As a former naval officer who volunteered in wartime, I am appalled by Michael Kelly's attack on Republican Tom DeLay, the House majority whip, and, by inference, on all other members of Congress who believe, as I do, that this is Bill Clinton's war ["Comforting Milosevic," op-ed, May 19]. This, Kelly says, is "giving aid and comfort to the Yugoslavian war aims." His words smack of an accusation of treason.

Contrast Clinton with President Bush, an experienced Navy veteran who obtained approval from the United Nations, the House and the Senate after extensive debate, and who had made five months of careful preparation before going to war against Iraq. America and its allies had a dramatic success. Having zero military experience, Bill Clinton ordered bombing of Yugoslavia to begin March 24 with no such approval from the United Nations or Congress and with hardly any strategy for winning the unjust war he alone created. Of course, NATO is just a fig leaf for Clinton's "Wag the Dog" scenario, since well over 95 percent of the airplanes and missiles are American. Yugoslavia did not threaten the United States, NATO or any U.S. ally.

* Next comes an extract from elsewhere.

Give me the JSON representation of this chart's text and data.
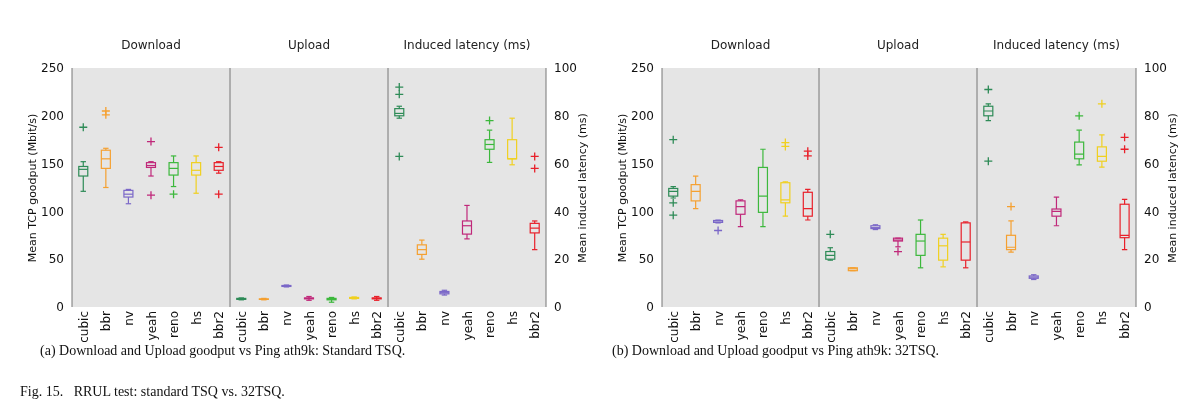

The cost of the war, more than $10 billion and rising, could have built hundreds of badly needed high schools of science and technology at home. When this physicist demonstrated twice outside the old Executive Office Building near the White House, not one person objected to my sign and my shouts, "Stop the Bombing! Stop the War!" On the contrary, many smiled and gave a thumbs up. Nothing should restrain DeLay, Curt Weldon, Trent Lott or any member of Congress from criticizing Clinton's stupid war.

-- Howard David Greyber

Michael Kelly soundly suggests that members of Congress should support the nation. But he incorrectly identifies the nation with President Clinton. He also confuses the interests of NATO with the interests of the United States.

Because Congress has never authorized military strikes against Yugoslavia, it is not our war from the legal standpoint. Nor does it have to be such from the moral perspective, since it would be our moral duty as U.S. citizens to oppose any objectionable policy of our government, should the latter become corrupt.

The absurdity of Kelly's idea of nationhood becomes obvious when it is applied to Yugoslavia. Should Yugoslav citizens support their government's actions in Kosovo in the name of nationhood?

The war in Kosovo is not our war, and I hope it never becomes ours.